During the Conservative party spring conference on 6 March, Prime Minister David Cameron declared that the championing of new business ventures was the key to economic growth in Britain. In his speech given in Cardiff ahead of the budget announcement on 23 March, the Tory leader declared war on the “enemies of enterprise” and said he champions the “go-getters” and the “risk-takers”. Such positive encouragement from the government aimed towards start-up businesses is also a welcome sign for students in Scotland.

During a 17 year peak of unemployment amongst recent graduates, the opportunity for students to become their own bosses is being heralded by the University of St Andrews in partnership with the Scottish Institute for Enterprise (SIE). The SIE wants to help students in Scotland discover their entrepreneurial talent and start up their own
ventures. On their website they state that their mission, “is to help create new student businesses and social enterprises.”

Each university campus in Scotland has at least two SIE interns as well an enterprise advisor who all aim to promote student business ideas as well as active engagement in entrepreneurial activities. Within the University Careers’ Centre, Bonnie Hacking holds workshops and drop-in sessions for students in St Andrews who want to see their bright ideas turn into a reality.

She said “students have great ideas and with a bit of support can easily turn them into a venture. I’m seeing more students who would rather be the CEO of their own company than a graduate trainee for someone else.”

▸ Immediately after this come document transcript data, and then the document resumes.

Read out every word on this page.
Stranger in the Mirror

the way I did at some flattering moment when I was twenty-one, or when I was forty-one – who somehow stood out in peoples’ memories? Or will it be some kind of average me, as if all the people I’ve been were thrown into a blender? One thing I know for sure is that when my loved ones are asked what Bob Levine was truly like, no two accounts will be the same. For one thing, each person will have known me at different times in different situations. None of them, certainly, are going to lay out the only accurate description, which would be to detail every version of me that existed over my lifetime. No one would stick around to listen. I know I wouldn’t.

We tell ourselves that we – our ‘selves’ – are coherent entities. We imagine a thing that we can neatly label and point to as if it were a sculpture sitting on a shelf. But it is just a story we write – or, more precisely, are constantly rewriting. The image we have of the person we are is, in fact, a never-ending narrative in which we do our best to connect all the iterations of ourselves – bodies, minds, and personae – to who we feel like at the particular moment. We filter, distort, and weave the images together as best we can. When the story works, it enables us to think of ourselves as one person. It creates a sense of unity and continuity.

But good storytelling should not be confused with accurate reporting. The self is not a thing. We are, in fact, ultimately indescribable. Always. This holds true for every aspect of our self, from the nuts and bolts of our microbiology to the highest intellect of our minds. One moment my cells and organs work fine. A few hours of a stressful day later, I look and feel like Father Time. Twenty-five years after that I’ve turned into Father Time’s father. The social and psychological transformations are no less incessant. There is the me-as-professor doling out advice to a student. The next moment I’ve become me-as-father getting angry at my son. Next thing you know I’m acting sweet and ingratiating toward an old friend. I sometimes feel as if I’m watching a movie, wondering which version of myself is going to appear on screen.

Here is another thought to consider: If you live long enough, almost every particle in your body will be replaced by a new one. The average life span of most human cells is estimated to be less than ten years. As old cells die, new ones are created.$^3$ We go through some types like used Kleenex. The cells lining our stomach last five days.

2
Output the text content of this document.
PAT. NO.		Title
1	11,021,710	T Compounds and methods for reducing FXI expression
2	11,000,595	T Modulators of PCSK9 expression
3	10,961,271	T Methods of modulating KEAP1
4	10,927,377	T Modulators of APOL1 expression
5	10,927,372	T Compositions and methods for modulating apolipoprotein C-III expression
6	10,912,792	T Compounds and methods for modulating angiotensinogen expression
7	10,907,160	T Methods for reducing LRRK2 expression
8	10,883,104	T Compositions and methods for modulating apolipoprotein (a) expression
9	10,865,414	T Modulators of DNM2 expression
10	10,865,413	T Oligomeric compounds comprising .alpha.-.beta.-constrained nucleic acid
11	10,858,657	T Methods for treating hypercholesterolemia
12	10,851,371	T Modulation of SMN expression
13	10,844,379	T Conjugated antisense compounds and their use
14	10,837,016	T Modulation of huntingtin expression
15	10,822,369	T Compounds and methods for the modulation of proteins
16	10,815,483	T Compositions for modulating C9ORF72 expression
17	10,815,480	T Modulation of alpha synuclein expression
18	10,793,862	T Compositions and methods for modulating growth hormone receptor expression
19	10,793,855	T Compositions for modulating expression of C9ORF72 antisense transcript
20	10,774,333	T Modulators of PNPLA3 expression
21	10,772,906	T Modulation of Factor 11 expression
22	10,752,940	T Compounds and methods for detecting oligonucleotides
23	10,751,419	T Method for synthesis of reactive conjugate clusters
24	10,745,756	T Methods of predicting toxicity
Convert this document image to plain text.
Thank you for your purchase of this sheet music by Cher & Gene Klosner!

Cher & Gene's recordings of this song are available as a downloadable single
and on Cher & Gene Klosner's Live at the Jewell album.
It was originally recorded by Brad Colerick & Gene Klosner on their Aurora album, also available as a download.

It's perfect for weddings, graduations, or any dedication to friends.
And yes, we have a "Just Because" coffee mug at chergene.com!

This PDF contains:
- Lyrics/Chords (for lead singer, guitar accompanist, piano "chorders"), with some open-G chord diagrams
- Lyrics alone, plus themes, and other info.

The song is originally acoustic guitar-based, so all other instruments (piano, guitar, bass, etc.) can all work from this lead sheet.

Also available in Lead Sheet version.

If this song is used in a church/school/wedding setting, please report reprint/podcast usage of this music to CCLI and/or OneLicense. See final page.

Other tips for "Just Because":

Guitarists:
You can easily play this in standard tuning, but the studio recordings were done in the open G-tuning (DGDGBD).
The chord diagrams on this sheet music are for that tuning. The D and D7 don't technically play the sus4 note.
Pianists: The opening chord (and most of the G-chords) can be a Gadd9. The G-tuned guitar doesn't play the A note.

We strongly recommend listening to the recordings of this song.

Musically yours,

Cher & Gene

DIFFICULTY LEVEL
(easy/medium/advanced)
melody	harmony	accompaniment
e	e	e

A 2010 St Andrews graduate, Ry Morgan, has already proved that help from the University and SIE has resulted in business entrepreneurship presenting itself as a valid career option. In his third year studying management at St Andrews, he became an intern for SIE and helped promote entrepreneurial activities on campus. He then went on to present his business idea, AppFax, in front of a panel of judges from SIE as part of a Big Ideas Competition which saw him win £500 in the Services Category.
Morgan is now preparing to launch his business, PleaseCycle, which aims to provide, “an out-of-box solution to help organisations inspire cycling within their workforce, vastly improving their sustainability, health and productivity.” As the business progresses, Morgan hopes to become, “the definitive corporate cycling brand and help organisations to encourage and instigate cycling.”

For those who are yet to graduate but who have a business that is up and running, there is the opportunity to enter the SIE New Venture Competition. Three students in their third year, Flo Barrow, Chloe Bernstein, and Alistair Barter, have launched Squeeze which makes fresh, homemade lemonade and is set to branch out to include alcohol cocktail versions of the drink. They had a stall at the British Golf Open and have been seen at events throughout the academic year, such as Itchy Feet. They will soon present their New Ventures idea to an SIE panel, in a similar set-up to the BBC programme Dragon’s Den, which could see Squeeze win up to £6,000 to help them on their way towards even more success.

Entrepreneurship starts with bright ideas of which there are many in St Andrews. A windproof umbrella, an English business school in China, a Japanese fusion takeaway company and a French macaron business have been just a few of the ideas recently presented to other students and staff. As deadlines for summer internships and graduate positions arise, it appears that many students are also planning to write ‘CEO’ on their CV sooner rather than later.